I spoke to Scott Roeder at least a dozen times over the course of reporting. He told me he listened to Bill O'Reilly sometimes on the radio. (Scott wasn't a guy who had cable - he worked at marginal jobs and moved apartments an awful lot.) And he liked Bill O'Reilly. But Scott had a keen interest in and hunger for learning about terrible conspiracies that lay, as he believed, just beneath the fabric of society. He went to meetings where people discussed how the Illuminati were controlling the country and the world and feeding innocent women into a satanic sex cult. He believed the fluoride in drinking water was there to render the masses more docile, which is why he wouldn't drink from a tap. He believed federal tax laws weren't laws at all - and so they needn't be followed. And he believed in the information about George Tiller fed to him through websites and literature and conversation by the most violent fringe of the pro life movement. He believed Dr. Tiller intentionally tortured babies. He believed that once, when a fetus had been delivered still breathing during one of Dr Tiller's procedures, Dr. Tiller killed it with his bare hands.

Talking about the sick things Dr. Tiller supposedly did was one of Scott's favorite topics during our conversations. After all, if you are going to murder someone, it's not enough simply to say you have a philosophical difference with him. And he presented all this to me as if it had been printed in the New York Times. He presented this information to me as if it were unimpeachable. As if he were educating me about some material that I hadn't done enough research to know about.

Bill O'Reilly is not the person who created for Scott Roeder the specific narrative that he used to create in his mind a picture of a person whom he could murder proudly. But he did help to create an environment in which Dr. George Tiller was thought of as a criminal and a murderer (whatever you think about what he was doing, it was legal). He provided a kind of moral cover and cable-sanctified legitimacy.

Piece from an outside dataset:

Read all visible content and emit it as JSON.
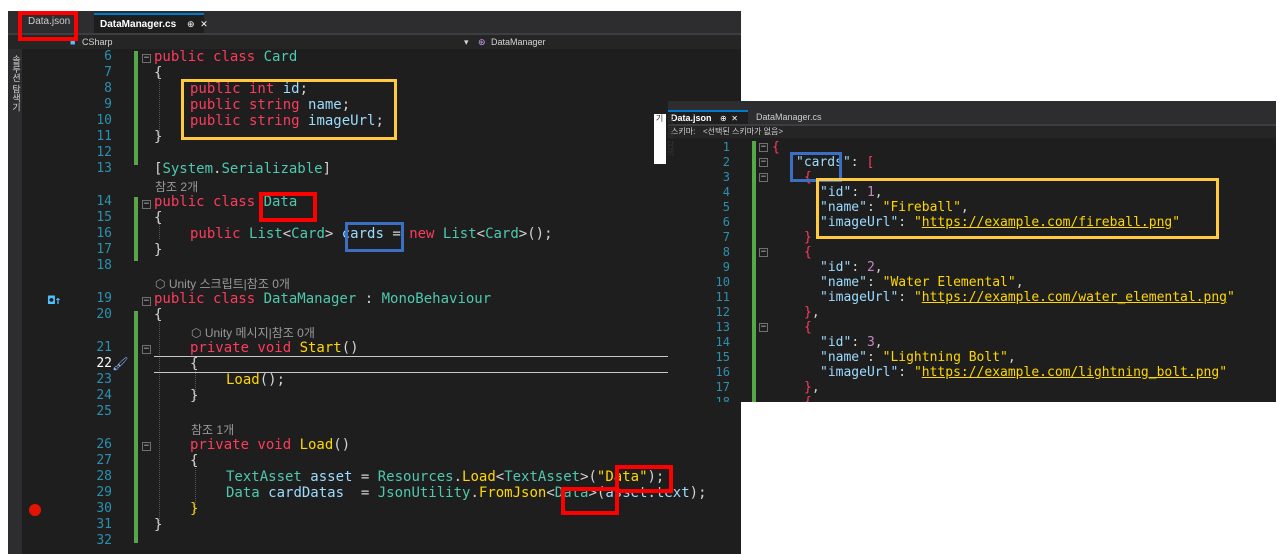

It's a problem that's bigger than extremist pro-life elements or Bill O'Reilly. The problem is the thriving culture of manufacturing dehumanizing lies about people you disagree with, whether they are about Dr. George Tiller, or George W. Bush. It's dangerous. It's dangerous whether you say George Bush wanted to murder Iraqi children or Barack Obama is a secret terrorist who wants to use two married gay men to kill your grandmother. And it's incredibly dangerous for people in positions of authority or power to ratify insane, dehumanizing narratives about people. That's a relatively new phenomenon. The militia movement didn't have a cable channel. Scott Roeder did.